Scena da "Hana to hebi"
Scena da un DVD con Yukimura Haruki
Gli anni Ottanta e Novanta

Le pubblicazioni dedicate al bondage sono ora molto diffuse e vedono l’emergere di nuovi artisti: Sugiura Norio, che fino ad allora era stato un assistente in numerosi “pinku eiga”, si fa conoscere come fotografo, grazie anche al felice sodalizio con Nureki Chimuo.

Negli stessi anni Yukimura Haruki lascia il mondo della fotografia e diventa rapidamente un noto kinbakushi lavorando inizialmente soprattutto per la rivista “SM Sniper”.

Anche altri due giovani artisti muovono i primi passi in quegli anni: Marai Masato e Naka Akira, entrambi allievi di Nureki.

Questi decenni sono anche gli anni in cui vengono prodotti i primi VHS dedicati al bondage, contenenti anche video tutorial. Chimuo Nureki realizzerà numerose videocassette di questo tipo.

Infine in quegli anni si fa conoscere in alcuni club di Tokyo Denki Akechi che negli anni Ottanta apparirà in numerose performance, libri, video e persino programmi televisivi. Denki Akechi diventerà famoso soprattutto per le sue esibizioni spettacolari e rischiose e contribuirà allo sviluppo delle legature  sperimentando numerose nuove soluzioni tecniche.

Denki Akechi è anche il primo nawashi a recarsi in Europa per fare conoscere il bondage giapponese. Siamo nel 1998 e, soprattutto nel nord Europa, grazie a una certa maggiore facilità nel riuscire a trovare pubblicazioni giapponesi e americane e grazie a internet allora nascente, si iniziano a vedere i primi appassionati che organizzano corsi e performance.

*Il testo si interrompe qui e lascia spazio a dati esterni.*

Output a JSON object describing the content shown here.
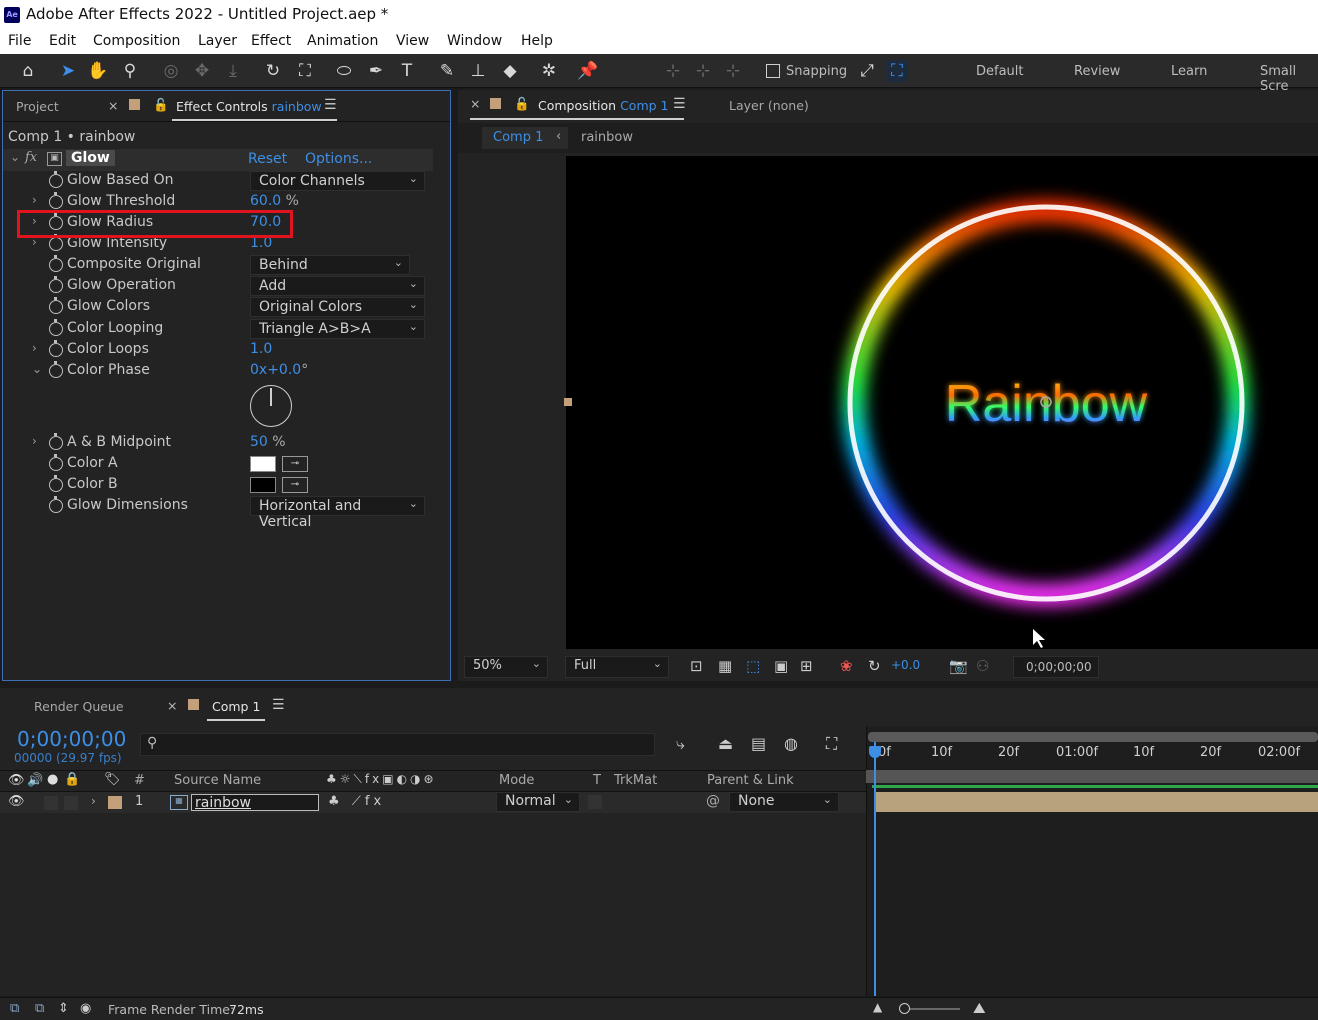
{
  "window": {
    "app_icon": "Ae",
    "title": "Adobe After Effects 2022 - Untitled Project.aep *"
  },
  "menu": [
    "File",
    "Edit",
    "Composition",
    "Layer",
    "Effect",
    "Animation",
    "View",
    "Window",
    "Help"
  ],
  "toolbar": {
    "snapping_label": "Snapping",
    "workspaces": [
      "Default",
      "Review",
      "Learn",
      "Small Scre"
    ],
    "icons": [
      "home-icon",
      "selection-tool-icon",
      "hand-tool-icon",
      "zoom-tool-icon",
      "orbit-camera-icon",
      "pan-camera-icon",
      "dolly-camera-icon",
      "rotation-tool-icon",
      "pan-behind-tool-icon",
      "ellipse-tool-icon",
      "pen-tool-icon",
      "type-tool-icon",
      "brush-tool-icon",
      "clone-stamp-icon",
      "eraser-tool-icon",
      "roto-brush-icon",
      "puppet-pin-icon"
    ]
  },
  "left_panel": {
    "project_tab": "Project",
    "effect_controls_tab": "Effect Controls",
    "effect_controls_layer": "rainbow",
    "breadcrumb": "Comp 1 • rainbow",
    "effect": {
      "fx": "fx",
      "name": "Glow",
      "reset": "Reset",
      "options": "Options..."
    },
    "properties": [
      {
        "name": "Glow Based On",
        "type": "dropdown",
        "value": "Color Channels"
      },
      {
        "name": "Glow Threshold",
        "type": "number",
        "value": "60.0",
        "unit": "%"
      },
      {
        "name": "Glow Radius",
        "type": "number",
        "value": "70.0",
        "unit": ""
      },
      {
        "name": "Glow Intensity",
        "type": "number",
        "value": "1.0",
        "unit": ""
      },
      {
        "name": "Composite Original",
        "type": "dropdown",
        "value": "Behind"
      },
      {
        "name": "Glow Operation",
        "type": "dropdown",
        "value": "Add"
      },
      {
        "name": "Glow Colors",
        "type": "dropdown",
        "value": "Original Colors"
      },
      {
        "name": "Color Looping",
        "type": "dropdown",
        "value": "Triangle A>B>A"
      },
      {
        "name": "Color Loops",
        "type": "number",
        "value": "1.0",
        "unit": ""
      },
      {
        "name": "Color Phase",
        "type": "angle",
        "value": "0x+0.0",
        "unit": "°"
      },
      {
        "name": "A & B Midpoint",
        "type": "number",
        "value": "50",
        "unit": "%"
      },
      {
        "name": "Color A",
        "type": "color",
        "value": "#ffffff"
      },
      {
        "name": "Color B",
        "type": "color",
        "value": "#000000"
      },
      {
        "name": "Glow Dimensions",
        "type": "dropdown",
        "value": "Horizontal and Vertical"
      }
    ],
    "highlight_color": "#e0141e"
  },
  "viewer": {
    "comp_tab": "Composition",
    "comp_tab_name": "Comp 1",
    "layer_tab": "Layer (none)",
    "breadcrumb_comp": "Comp 1",
    "breadcrumb_layer": "rainbow",
    "canvas_text": "Rainbow",
    "footer": {
      "zoom": "50%",
      "resolution": "Full",
      "exposure": "+0.0",
      "timecode": "0;00;00;00"
    }
  },
  "timeline": {
    "render_queue_tab": "Render Queue",
    "comp_tab": "Comp 1",
    "timecode": "0;00;00;00",
    "fps": "00000 (29.97 fps)",
    "columns": {
      "num": "#",
      "source": "Source Name",
      "mode": "Mode",
      "t": "T",
      "trkmat": "TrkMat",
      "parent": "Parent & Link"
    },
    "layer": {
      "index": "1",
      "name": "rainbow",
      "mode": "Normal",
      "parent": "None"
    },
    "ruler": [
      "0f",
      "10f",
      "20f",
      "01:00f",
      "10f",
      "20f",
      "02:00f"
    ]
  },
  "status": {
    "label": "Frame Render Time:",
    "value": "72ms"
  }
}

In Italia probabilmente il primo a fare conoscere il bondage (in stile americano) grazie al suo sito e sucessivamente anche ai suoi corsi sarà DrFatso.

Dal Duemila a oggi

Nei primi anni del nuovo millennio sale alla ribalta una nuova generazione di artisti, quali Kazami Ranki, Kinoko Hajime, Nawashi Kanna.

Molti nawashi che avevano portato alla ribalta il bondage nei decenni precedenti scompaiono. Nel 1987 era morto Tsugimura Takashi e nel 1992 Minomura Kou. Nel 2001 muore Osada Eikichi e un suo allievo – un tedesco da molti anni residente a Tokyo fino ad allora conosciuto come DrVice – ne prende il cognome diventando Osada Steve. Nel 2005 muore Denki Akechi e successivamente nel 2013 morirà Chimuo Nureki e nel 2016 Yukimura Haruki.

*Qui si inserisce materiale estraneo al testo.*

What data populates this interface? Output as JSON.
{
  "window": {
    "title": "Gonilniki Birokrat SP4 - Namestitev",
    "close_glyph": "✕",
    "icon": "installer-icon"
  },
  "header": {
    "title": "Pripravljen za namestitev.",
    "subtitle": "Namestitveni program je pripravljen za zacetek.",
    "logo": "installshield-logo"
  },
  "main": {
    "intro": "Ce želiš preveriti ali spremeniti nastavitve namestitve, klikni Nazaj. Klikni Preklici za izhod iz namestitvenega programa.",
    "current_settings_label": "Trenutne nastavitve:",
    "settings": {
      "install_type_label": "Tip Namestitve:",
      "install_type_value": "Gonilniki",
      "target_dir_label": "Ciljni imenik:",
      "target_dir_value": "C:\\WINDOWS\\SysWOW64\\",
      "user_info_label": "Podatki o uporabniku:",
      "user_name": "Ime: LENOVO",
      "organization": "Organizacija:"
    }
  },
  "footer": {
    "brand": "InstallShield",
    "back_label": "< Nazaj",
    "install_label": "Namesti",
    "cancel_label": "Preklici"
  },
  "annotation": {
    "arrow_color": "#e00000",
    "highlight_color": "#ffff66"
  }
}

Installazione di Kinoko Hajime
Esinem, Zentai bondage

Sempre in quegli anni vengono pubblicati negli Stati Uniti alcuni libri didattici che diventeranno molto conosciuti, come quelli dei Two knotty boys, Douglas Kent, Midori, ecc.

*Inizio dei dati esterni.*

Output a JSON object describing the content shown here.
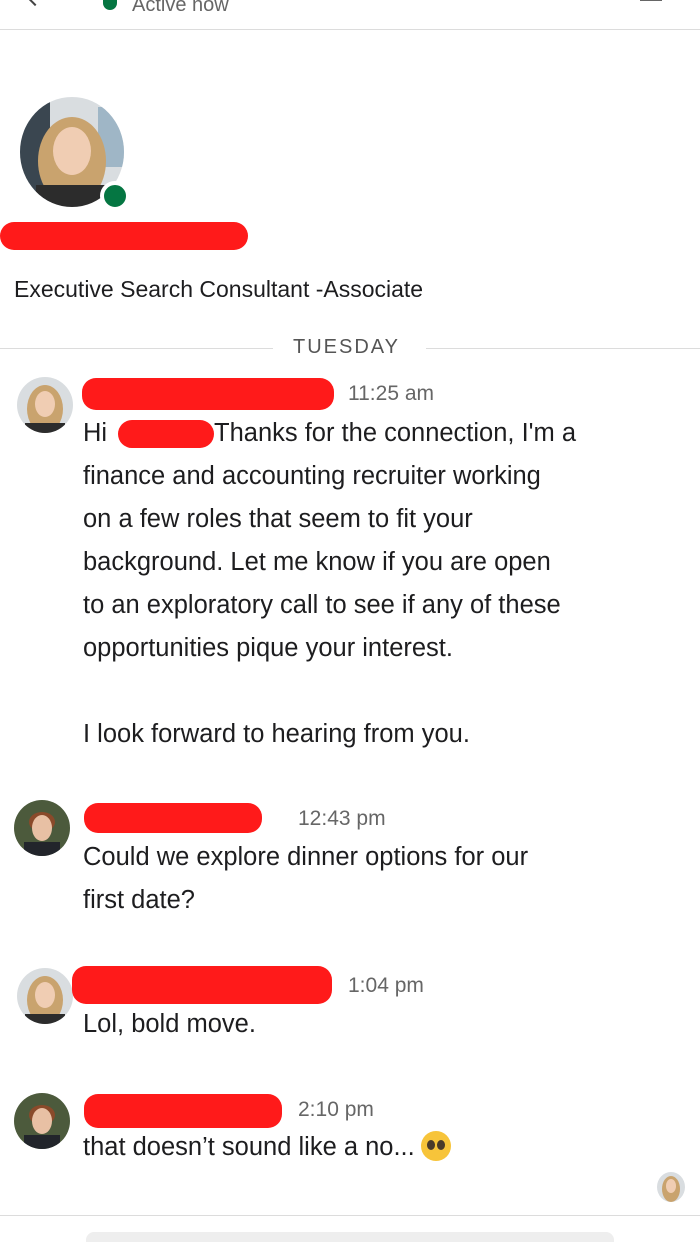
{
  "header": {
    "status": "Active now"
  },
  "profile": {
    "headline": "Executive Search Consultant -Associate"
  },
  "conversation": {
    "day_label": "TUESDAY",
    "messages": [
      {
        "time": "11:25 am",
        "lines": [
          "Hi",
          "Thanks for the connection, I'm a",
          "finance and accounting recruiter working",
          "on a few roles that seem to fit your",
          "background. Let me know if you are open",
          "to an exploratory call to see if any of these",
          "opportunities pique your interest.",
          "I look forward to hearing from you."
        ]
      },
      {
        "time": "12:43 pm",
        "lines": [
          "Could we explore dinner options for our",
          "first date?"
        ]
      },
      {
        "time": "1:04 pm",
        "lines": [
          "Lol, bold move."
        ]
      },
      {
        "time": "2:10 pm",
        "lines": [
          "that doesn’t sound like a no..."
        ]
      }
    ]
  },
  "colors": {
    "presence": "#057642",
    "redaction": "#ff1a1a",
    "divider": "#dcdcdc",
    "meta_text": "#666666"
  },
  "icons": {
    "emoji": "pleading-face-emoji",
    "back": "chevron-left-icon",
    "menu": "menu-icon"
  }
}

Anche in Europa il bondage inizia a essere più conosciuto e anche praticato professionalmente da artisti quali Esinem, Peter Slemrian, Ropemarks, ecc.. Vengono pubblicati alcuni DVD contenenti tutorial e vengono organizzati i primi festival internazionali (come il London festival of the art of Japanese rope bondage).

In particolare in Italia il primo punto di riferimento per quanto riguarda il bondage (in stile americano) sarà DrFatso, prima dal suo sito e poi con i primi corsi dal vivo.

I viaggi dei maestri giapponesi in Occidente si fanno sempre più frequenti permettendo anche in Occidente un progressivo sviluppo della tecnica e della conoscenza in generale di questa pratica.